Verifikasi Partai Baru

Verifikasi Partai Baru


Komisi Pemilihan Umum (KPU) semestinya mengikuti rekomendasi Badan Pengawas Pemilu agar 12 partai yang gagal dalam seleksi administrasi dinyatakan lolos. Keputusan KPU bahwa 12 partai itu tidak lolos terbukti diwarnai pelanggaran dan ketidaktransparanan. Salah satunya, proses pengumuman hasil verifikasi mundur dari jadwal. Dengan mengikuti rekomendasi Badan Pengawas Pemilu, KPU akan terhindar dari tuduhan telah bertindak tidak adil terhadap partai calon peserta pemilu.

Rekomendasi itu turun setelah 12 partai yang dinyatakan tidak lolos mengadu ke Badan Pengawas Pemilu. Mereka menuding KPU tidak jujur dalam verifikasi administrasi tahap kedua. Akibatnya, mereka dan enam partai lain gagal maju ke tahap berikutnya. KPU dituding tidak transparan, melanggar sendiri aturan yang dibuat dengan menunda pengumuman hasil verifikasi hingga tiga hari, dari 25 Oktober menjadi 28 Oktober.

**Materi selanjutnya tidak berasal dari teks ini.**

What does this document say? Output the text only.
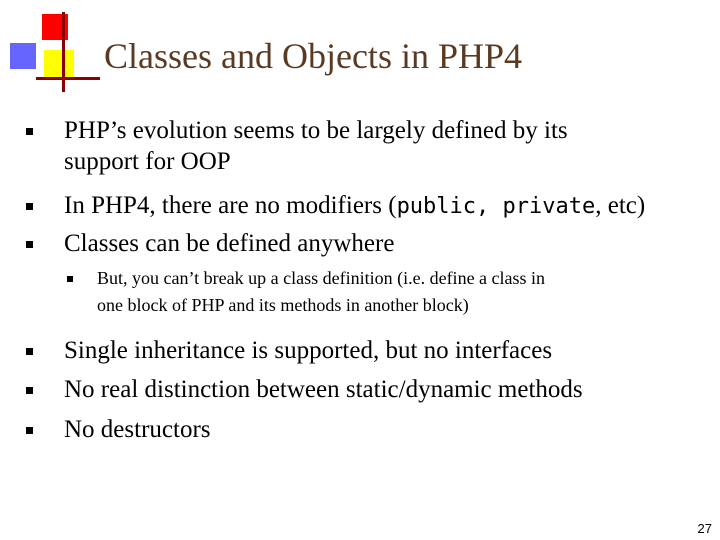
Classes and Objects in PHP4
PHP’s evolution seems to be largely defined by its
support for OOP
In PHP4, there are no modifiers (public, private, etc)
Classes can be defined anywhere
But, you can’t break up a class definition (i.e. define a class in
one block of PHP and its methods in another block)
Single inheritance is supported, but no interfaces
No real distinction between static/dynamic methods
No destructors
27
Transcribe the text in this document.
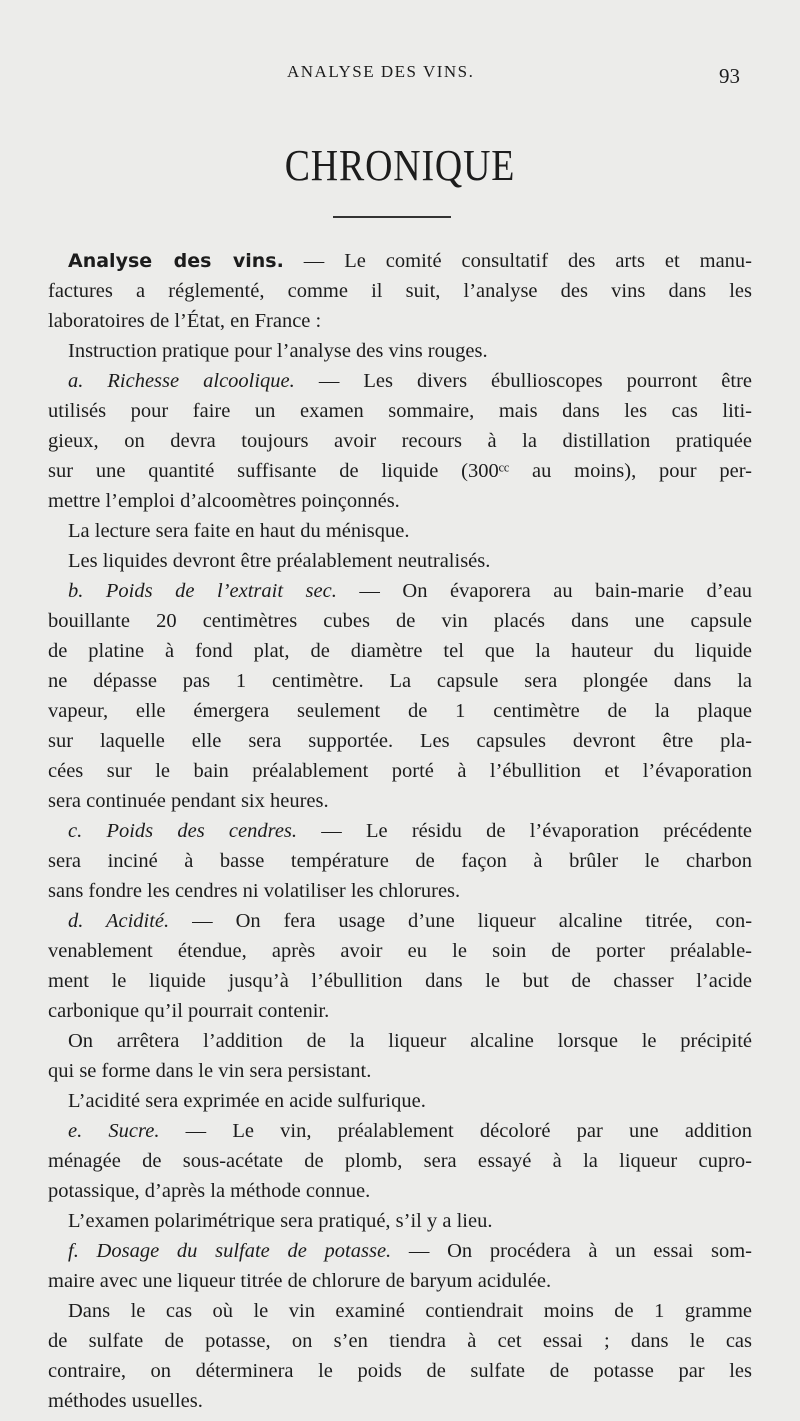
ANALYSE DES VINS.	93
CHRONIQUE
Analyse des vins. — Le comité consultatif des arts et manu-
factures a réglementé, comme il suit, l’analyse des vins dans les
laboratoires de l’État, en France :
Instruction pratique pour l’analyse des vins rouges.
a. Richesse alcoolique. — Les divers ébullioscopes pourront être
utilisés pour faire un examen sommaire, mais dans les cas liti-
gieux, on devra toujours avoir recours à la distillation pratiquée
sur une quantité suffisante de liquide (300ᶜᶜ au moins), pour per-
mettre l’emploi d’alcoomètres poinçonnés.
La lecture sera faite en haut du ménisque.
Les liquides devront être préalablement neutralisés.
b. Poids de l’extrait sec. — On évaporera au bain-marie d’eau
bouillante 20 centimètres cubes de vin placés dans une capsule
de platine à fond plat, de diamètre tel que la hauteur du liquide
ne dépasse pas 1 centimètre. La capsule sera plongée dans la
vapeur, elle émergera seulement de 1 centimètre de la plaque
sur laquelle elle sera supportée. Les capsules devront être pla-
cées sur le bain préalablement porté à l’ébullition et l’évaporation
sera continuée pendant six heures.
c. Poids des cendres. — Le résidu de l’évaporation précédente
sera inciné à basse température de façon à brûler le charbon
sans fondre les cendres ni volatiliser les chlorures.
d. Acidité. — On fera usage d’une liqueur alcaline titrée, con-
venablement étendue, après avoir eu le soin de porter préalable-
ment le liquide jusqu’à l’ébullition dans le but de chasser l’acide
carbonique qu’il pourrait contenir.
On arrêtera l’addition de la liqueur alcaline lorsque le précipité
qui se forme dans le vin sera persistant.
L’acidité sera exprimée en acide sulfurique.
e. Sucre. — Le vin, préalablement décoloré par une addition
ménagée de sous-acétate de plomb, sera essayé à la liqueur cupro-
potassique, d’après la méthode connue.
L’examen polarimétrique sera pratiqué, s’il y a lieu.
f. Dosage du sulfate de potasse. — On procédera à un essai som-
maire avec une liqueur titrée de chlorure de baryum acidulée.
Dans le cas où le vin examiné contiendrait moins de 1 gramme
de sulfate de potasse, on s’en tiendra à cet essai ; dans le cas
contraire, on déterminera le poids de sulfate de potasse par les
méthodes usuelles.
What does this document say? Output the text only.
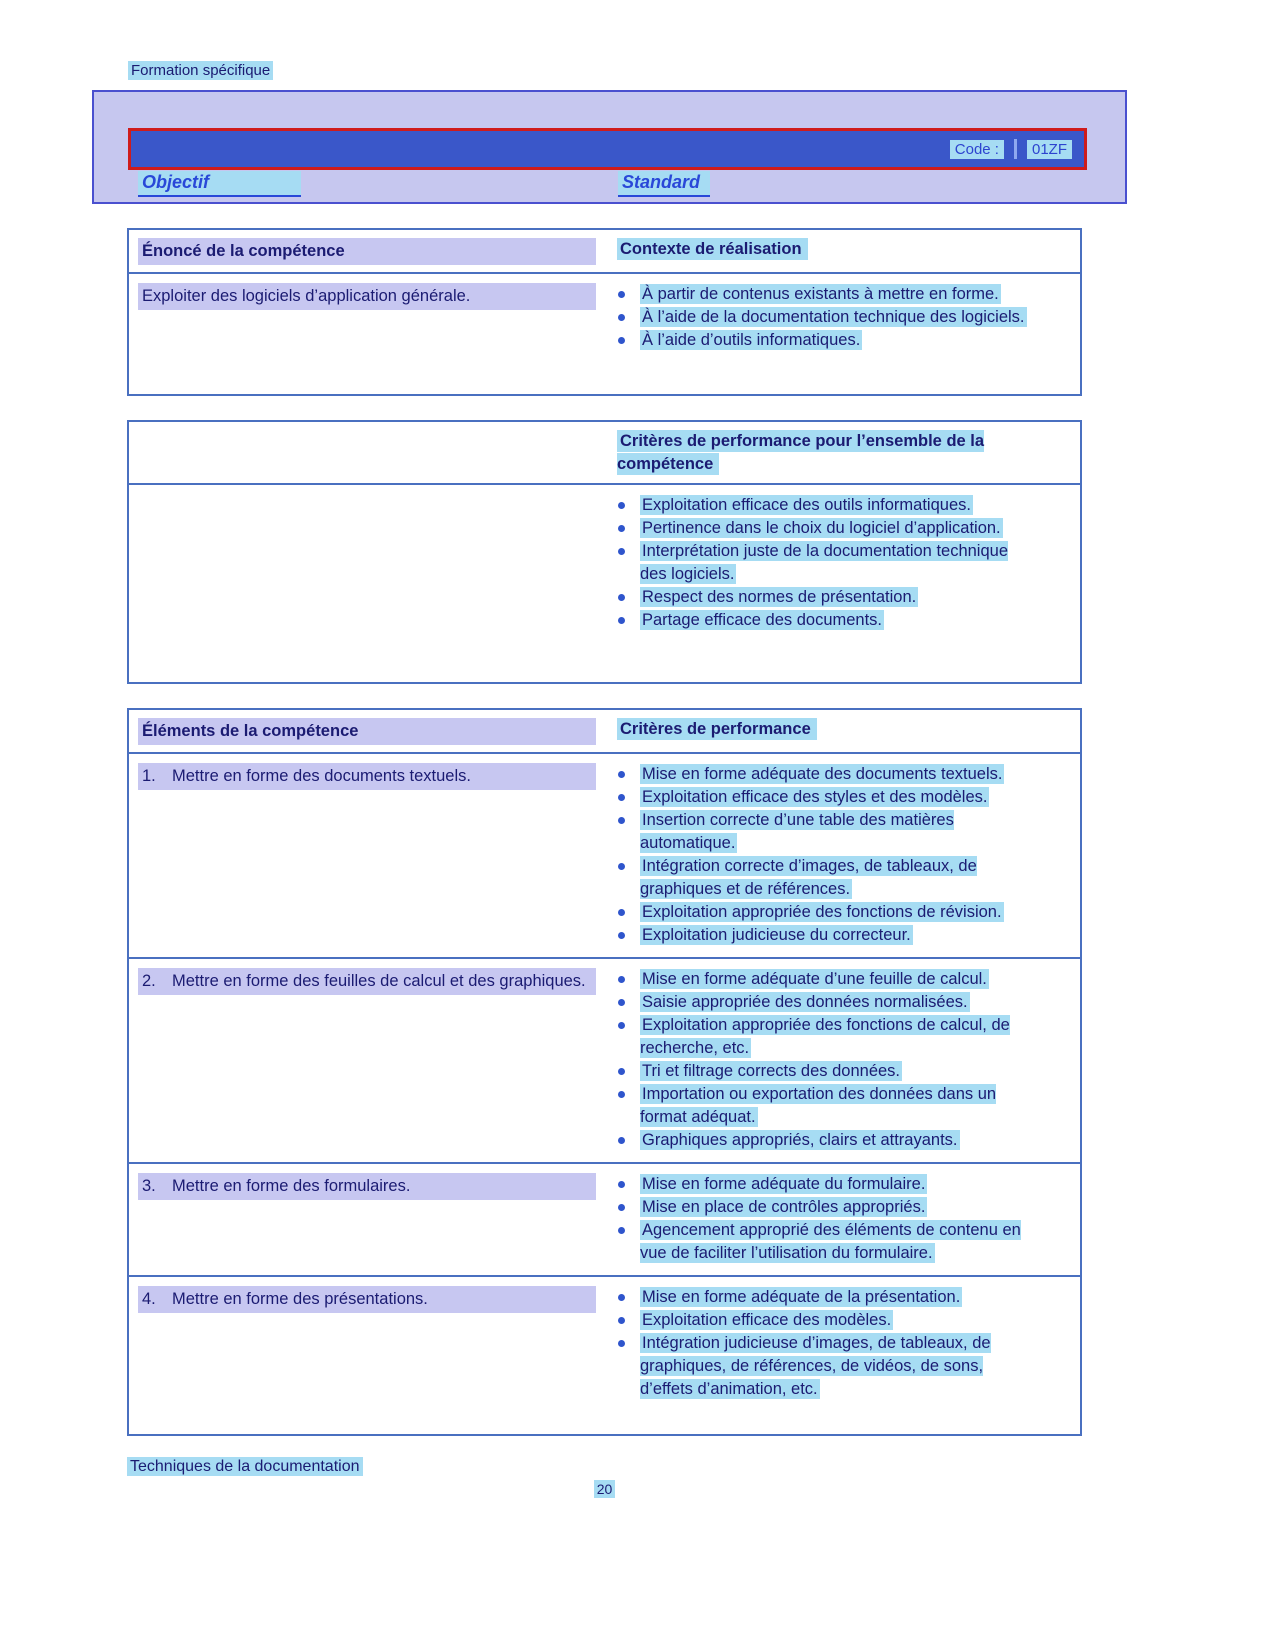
Formation spécifique
Code :	01ZF
Objectif	Standard
Énoncé de la compétence	Contexte de réalisation
Exploiter des logiciels d’application générale.	À partir de contenus existants à mettre en forme.
À l’aide de la documentation technique des logiciels.
À l’aide d’outils informatiques.
Critères de performance pour l’ensemble de la compétence
Exploitation efficace des outils informatiques.
Pertinence dans le choix du logiciel d’application.
Interprétation juste de la documentation technique des logiciels.
Respect des normes de présentation.
Partage efficace des documents.
Éléments de la compétence	Critères de performance
1. Mettre en forme des documents textuels.	Mise en forme adéquate des documents textuels.
Exploitation efficace des styles et des modèles.
Insertion correcte d’une table des matières automatique.
Intégration correcte d’images, de tableaux, de graphiques et de références.
Exploitation appropriée des fonctions de révision.
Exploitation judicieuse du correcteur.
2. Mettre en forme des feuilles de calcul et des graphiques.	Mise en forme adéquate d’une feuille de calcul.
Saisie appropriée des données normalisées.
Exploitation appropriée des fonctions de calcul, de recherche, etc.
Tri et filtrage corrects des données.
Importation ou exportation des données dans un format adéquat.
Graphiques appropriés, clairs et attrayants.
3. Mettre en forme des formulaires.	Mise en forme adéquate du formulaire.
Mise en place de contrôles appropriés.
Agencement approprié des éléments de contenu en vue de faciliter l’utilisation du formulaire.
4. Mettre en forme des présentations.	Mise en forme adéquate de la présentation.
Exploitation efficace des modèles.
Intégration judicieuse d’images, de tableaux, de graphiques, de références, de vidéos, de sons, d’effets d’animation, etc.
Techniques de la documentation
20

Sebenarnya urusan verifikasi sudah diatur dengan jelas. Agar bisa ikut pemilihan, partai disyaratkan memiliki pengurus daerah di semua provinsi, pengurus cabang di sedikitnya 75 persen kabupaten/kota di sebuah provinsi, memiliki pengurus wanita setidaknya 30 persen, dan punya anggota minimal 1.000 orang di setiap cabang. Syarat ini ditetapkan agar partai-partai peserta pemilu terbukti layak dan memiliki konstituen.

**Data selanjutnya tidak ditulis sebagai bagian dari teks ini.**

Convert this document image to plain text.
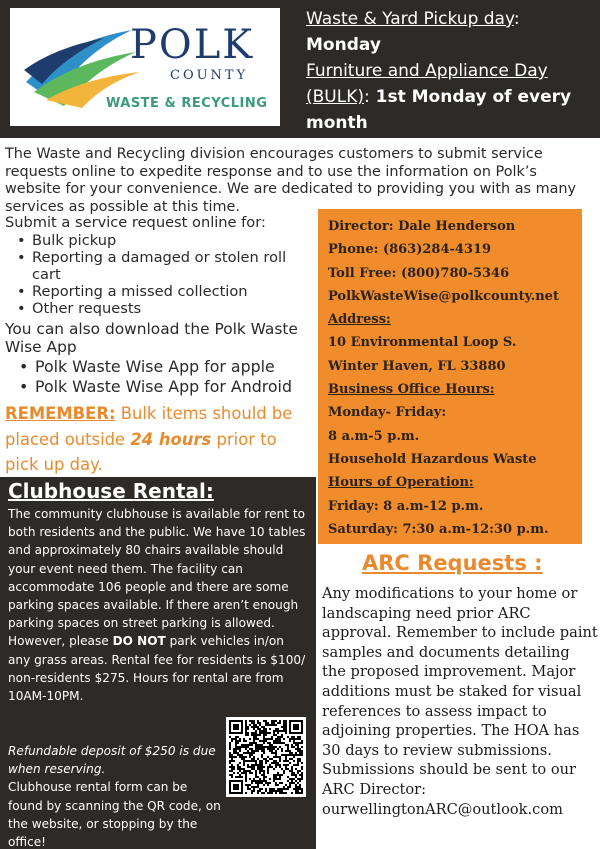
POLK
COUNTY
WASTE & RECYCLING
Waste & Yard Pickup day:
Monday
Furniture and Appliance Day
(BULK): 1st Monday of every month

The Waste and Recycling division encourages customers to submit service requests online to expedite response and to use the information on Polk’s website for your convenience. We are dedicated to providing you with as many services as possible at this time.

Submit a service request online for:
• Bulk pickup
• Reporting a damaged or stolen roll cart
• Reporting a missed collection
• Other requests
You can also download the Polk Waste Wise App
• Polk Waste Wise App for apple
• Polk Waste Wise App for Android

REMEMBER: Bulk items should be placed outside 24 hours prior to pick up day.

Director: Dale Henderson
Phone: (863)284-4319
Toll Free: (800)780-5346
PolkWasteWise@polkcounty.net
Address:
10 Environmental Loop S.
Winter Haven, FL 33880
Business Office Hours:
Monday- Friday:
8 a.m-5 p.m.
Household Hazardous Waste
Hours of Operation:
Friday: 8 a.m-12 p.m.
Saturday: 7:30 a.m-12:30 p.m.
Clubhouse Rental:

The community clubhouse is available for rent to both residents and the public. We have 10 tables and approximately 80 chairs available should your event need them. The facility can accommodate 106 people and there are some parking spaces available. If there aren’t enough parking spaces on street parking is allowed. However, please DO NOT park vehicles in/on any grass areas. Rental fee for residents is $100/ non-residents $275. Hours for rental are from 10AM-10PM.

Refundable deposit of $250 is due when reserving.

Clubhouse rental form can be found by scanning the QR code, on the website, or stopping by the office!

ARC Requests :

Any modifications to your home or landscaping need prior ARC approval. Remember to include paint samples and documents detailing the proposed improvement. Major additions must be staked for visual references to assess impact to adjoining properties. The HOA has 30 days to review submissions. Submissions should be sent to our ARC Director: ourwellingtonARC@outlook.com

Persyaratan-persyaratan itulah yang diperiksa. Pada tahap awal, yang berlaku adalah pemeriksaan administratif dan berlanjut ke verifikasi faktual. Semestinya, pada tahap ini pemeriksaan tak sulit dilakukan karena hanya mencocokkan kelayakan dokumen. Jika pemeriksaan dilakukan dengan benar dan transparan, partai yang diperiksa pun tak punya alasan untuk mempersoalkannya.

Akan menjadi masalah jika KPU dan pihak-pihak lain yang terlibat dalam proses seleksi ternyata tidak berlaku sebagai wasit yang netral. Inilah yang antara lain dituduhkan kepada KPU. Partai Kebangkitan Nasional Ulama (PKNU), salah satu partai yang gagal, menuding KPU sengaja menghilangkan dokumen kelengkapan untuk Dewan Pimpinan Wilayah Aceh Sigli. Akibatnya, mereka gagal dalam seleksi. Kecurigaan ini semestinya dijawab oleh KPU dengan gamblang.

Kebijakan massa yang mengambang pada zaman Orde Baru telah menjauhkan partai politik dari masyarakat. Partai-kecuali Golkar-tak boleh memiliki pengurus di tingkat kecamatan ke bawah. Ini membuat banyak orang Indonesia buta politik, bahkan anti-politik. Maka, jika sekarang partai baru bermunculan dan berusaha sekuat tenaga memenuhi syarat untuk ikut pemilu, kita seharusnya gembira. Partai baru setidaknya membawa dua pesan: partai yang ada belum baik betul, atau ada aspirasi yang belum terserap.

Hingga batas tertentu, bertambahnya jumlah partai akan meningkatkan partisipasi politik. Rakyat punya lebih banyak pilihan. Rakyat dengan mudah memilih mana partai dan anggota Dewan yang memang mewakili mereka. Sebaliknya, rakyat pun akan dengan mudah mencampakkan partai atau anggota Dewan yang terbukti tidak memenuhi harapan pendukungnya.

Dengan logika itu, proses verifikasi semestinya tidak menjadi peluang untuk menjegal munculnya partai baru. Bahkan, KPU seharusnya membantu partai-partai agar bisa memenuhi persyaratan. Biarlah kelak, saat tiba waktunya pemilihan umum, para pemilih memutuskan partai mana yang layak didukung dan mana yang tidak. Kalau memang partai itu tidak layak, dengan sendirinya mereka akan tersingkir karena tak memenuhi batas minimal suara pemilih yang disyaratkan.